Absent moving RA to the CAISO, meaningfully bolstering California’s RA program would require the CPUC to significantly up its game, investing in the in-house technical expertise (vis-à-vis external consultants) needed to be able to proactively identify and find solutions to emerging RA challenges. While there are valid concerns over the time needed for CAISO to absorb and adapt the state’s RA program, this upgrading of the CPUC’s capacity and the CPUC’s own improvements to the RA program would also take time.
Continuing to muddle through with periodic CAISO stage 3 emergencies, in addition to ongoing utility wildfire shutoffs, sends a signal to consumers that they should take electric reliability into their own hands. Whether and to what extent this is a desired result is an open question, but decentralization of reliability to customers should be an intentional outcome rather than an accident.

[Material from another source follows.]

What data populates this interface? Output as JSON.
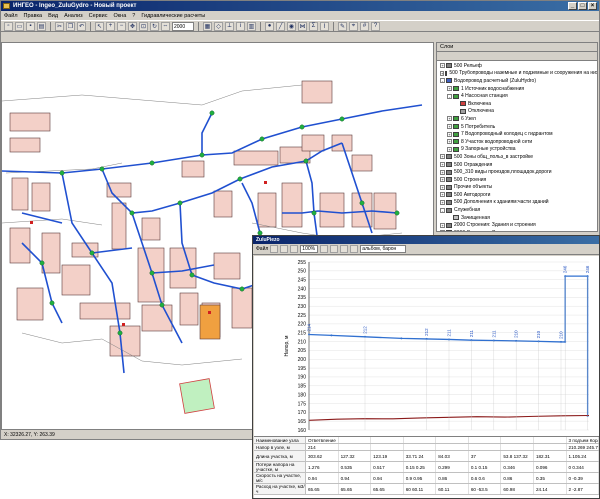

A combination of customers voting with their feet and multi-year, centralized RA procurement by utilities, beginning in 2023, could lead to a third wave of stranded costs for the state — think ISO4 PURPA contracts plus nuclear cost overruns and the competition transition charge of the 1980s and 1990s, and high renewable power purchase agreement costs and the power charge indifference adjustment of the 2000s and 2010s.
California’s continued RA woes have lent credence to the notion that unreliable electricity systems are the new normal, that the transition to non-fossil fuel energy sources and climate change will inexorably lower historical levels of bulk system reliability. But this is simply not true. Any electricity system, even those transitioning to energy-limited resources and new temperature regimes, can be as reliable as forward planning, organizational coordination and expertise, performance incentives, and customer spending will support. The real questions are what level of bulk reliability we want and whether we are willing to invest in the institutional change needed to support it.